Sonne, los jetzt!

Kein Regisseur hat so viel Erfahrung mit Uraufführungen der herausfordernden Textflächen wie Nicolas Stemann. Wie er im ATT-Nachgespräch sagte, hatte er die Wahl zwischen den Klimakrisen-Stücken „Sonne“ und „Luft“ oder der Steuerverfahren-Suada „Angabe der Person“. Er entschied sich, auch wegen der Brisanz des Themas, für ersteres und spannte die Texte zu seinem Abend „Sonne, los jetzt!“ zusammen. „Angabe der Person“ überließ er Jossi Wieler und dem Deutschen Theater Berlin.

Trotz all der Jelinek-Erfahrung des scheidenden Zürcher Co-Intendanten Stemann, der sich mit vielen langjährigen Weggefährt*innen wie Daniel Lommatzsch, Sebastian Rudolph und Patrycia Ziólkowska zusammentat, ist dieser Inszenierung eine große Ratlosigkeit anzumerken.
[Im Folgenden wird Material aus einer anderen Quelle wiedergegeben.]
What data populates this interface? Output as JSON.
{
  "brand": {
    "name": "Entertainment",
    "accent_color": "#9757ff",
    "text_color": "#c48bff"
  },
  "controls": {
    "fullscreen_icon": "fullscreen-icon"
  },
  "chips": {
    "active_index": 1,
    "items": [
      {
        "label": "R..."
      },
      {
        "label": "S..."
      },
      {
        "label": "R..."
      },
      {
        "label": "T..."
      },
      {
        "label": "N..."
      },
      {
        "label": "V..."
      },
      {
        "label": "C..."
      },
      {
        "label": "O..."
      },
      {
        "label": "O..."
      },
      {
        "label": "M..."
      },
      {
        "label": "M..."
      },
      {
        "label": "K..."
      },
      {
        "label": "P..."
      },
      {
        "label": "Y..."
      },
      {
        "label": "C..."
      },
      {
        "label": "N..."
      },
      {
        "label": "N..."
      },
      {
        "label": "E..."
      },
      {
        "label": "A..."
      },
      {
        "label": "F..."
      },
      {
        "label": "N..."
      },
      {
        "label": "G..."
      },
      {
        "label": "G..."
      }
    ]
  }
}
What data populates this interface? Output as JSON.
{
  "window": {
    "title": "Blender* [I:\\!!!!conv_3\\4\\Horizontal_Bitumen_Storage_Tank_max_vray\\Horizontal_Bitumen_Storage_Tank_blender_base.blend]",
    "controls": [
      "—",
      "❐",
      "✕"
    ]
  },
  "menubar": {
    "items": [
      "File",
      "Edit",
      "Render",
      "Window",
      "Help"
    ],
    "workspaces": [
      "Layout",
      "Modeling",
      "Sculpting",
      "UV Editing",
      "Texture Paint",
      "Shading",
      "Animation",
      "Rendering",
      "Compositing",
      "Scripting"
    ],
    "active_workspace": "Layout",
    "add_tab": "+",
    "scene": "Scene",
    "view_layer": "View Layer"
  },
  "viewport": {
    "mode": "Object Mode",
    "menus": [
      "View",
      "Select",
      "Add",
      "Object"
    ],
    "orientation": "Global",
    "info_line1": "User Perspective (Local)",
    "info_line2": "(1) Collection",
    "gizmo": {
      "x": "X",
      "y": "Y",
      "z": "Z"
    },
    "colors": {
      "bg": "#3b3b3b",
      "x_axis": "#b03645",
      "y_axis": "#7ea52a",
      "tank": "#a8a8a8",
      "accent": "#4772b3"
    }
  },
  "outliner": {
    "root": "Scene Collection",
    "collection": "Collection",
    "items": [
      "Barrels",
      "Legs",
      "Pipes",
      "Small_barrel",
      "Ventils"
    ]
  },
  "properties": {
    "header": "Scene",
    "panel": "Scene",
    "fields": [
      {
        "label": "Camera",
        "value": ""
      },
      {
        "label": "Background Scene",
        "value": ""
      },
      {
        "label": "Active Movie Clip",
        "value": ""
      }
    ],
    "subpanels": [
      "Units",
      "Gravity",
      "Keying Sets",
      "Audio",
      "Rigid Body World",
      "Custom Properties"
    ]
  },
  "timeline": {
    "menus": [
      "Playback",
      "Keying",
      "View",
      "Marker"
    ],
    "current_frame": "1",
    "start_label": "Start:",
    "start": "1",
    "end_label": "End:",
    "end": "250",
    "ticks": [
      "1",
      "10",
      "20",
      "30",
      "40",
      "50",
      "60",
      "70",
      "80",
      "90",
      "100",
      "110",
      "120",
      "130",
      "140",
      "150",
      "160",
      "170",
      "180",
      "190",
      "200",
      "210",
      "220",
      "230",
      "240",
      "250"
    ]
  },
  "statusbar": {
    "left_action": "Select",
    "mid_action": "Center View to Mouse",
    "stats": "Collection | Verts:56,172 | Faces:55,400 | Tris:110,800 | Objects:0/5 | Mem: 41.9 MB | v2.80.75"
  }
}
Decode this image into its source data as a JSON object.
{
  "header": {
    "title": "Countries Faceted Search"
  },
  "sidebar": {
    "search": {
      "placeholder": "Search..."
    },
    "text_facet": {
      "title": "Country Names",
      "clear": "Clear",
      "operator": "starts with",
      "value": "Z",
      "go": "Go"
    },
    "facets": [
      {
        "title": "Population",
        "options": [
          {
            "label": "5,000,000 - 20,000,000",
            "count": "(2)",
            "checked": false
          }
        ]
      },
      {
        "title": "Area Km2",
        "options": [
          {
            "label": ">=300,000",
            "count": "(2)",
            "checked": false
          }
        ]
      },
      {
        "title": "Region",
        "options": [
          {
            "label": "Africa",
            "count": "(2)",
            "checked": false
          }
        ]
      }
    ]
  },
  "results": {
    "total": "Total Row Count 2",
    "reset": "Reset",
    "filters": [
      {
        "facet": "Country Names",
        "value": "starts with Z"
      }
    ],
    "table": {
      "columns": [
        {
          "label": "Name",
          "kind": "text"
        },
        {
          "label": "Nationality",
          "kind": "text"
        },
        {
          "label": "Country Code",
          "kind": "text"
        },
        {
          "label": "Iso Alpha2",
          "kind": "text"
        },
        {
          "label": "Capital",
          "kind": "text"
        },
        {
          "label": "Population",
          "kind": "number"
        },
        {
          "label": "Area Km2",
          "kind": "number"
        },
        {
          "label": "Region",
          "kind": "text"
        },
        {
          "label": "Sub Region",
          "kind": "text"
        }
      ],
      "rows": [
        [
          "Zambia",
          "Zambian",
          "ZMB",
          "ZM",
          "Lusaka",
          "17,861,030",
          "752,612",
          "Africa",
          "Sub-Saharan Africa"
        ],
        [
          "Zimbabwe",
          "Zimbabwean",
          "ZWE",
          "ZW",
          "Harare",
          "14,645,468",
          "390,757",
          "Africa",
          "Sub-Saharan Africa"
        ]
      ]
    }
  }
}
Das mag auch daran liegen, dass der Grundton leiser, melancholischer ist, als wir es von der Literaturnobelpreisträgerin gewohnt sind. Statt temporeicher Wortkaskaden, in denen sie vom Hölzchen aufs Stöckchen springt, wirkt „Sonne“ deutlich zurückgenommener, dies zeigt sich schon beim langen Einstiegs-Monolog, den Karin Pfammater im Bühnenhintergrund vorträgt.

Sie setzt auch gegen Ende noch mal einen Akzent: als Punk-Lady trat sie schon im Schweizer „Tatort“ auf, diesmal rockt sie über den „Highway to Hell“. Der Rest der um 15 Minuten auf immer noch sehr langatmige zwei Stunden gekürzten Inszenierung wirkt im unterspannten Ausprobiermodus steckengeblieben. Greta Thunbergs berühmte „How dare you?“-Anklage wird vom Tonband eingespielt, von Wittgenstein bis Hanns Dieter Hüsch springt der Abend mal hierhin, mal dorthin. Immerhin darf das Ensemble die glamourösen, abwechslungsreichen Kostüme von Katrin Wolfermann präsentieren, die aber inhaltliche und dramaturgische Leerstellen kaum überdecken können.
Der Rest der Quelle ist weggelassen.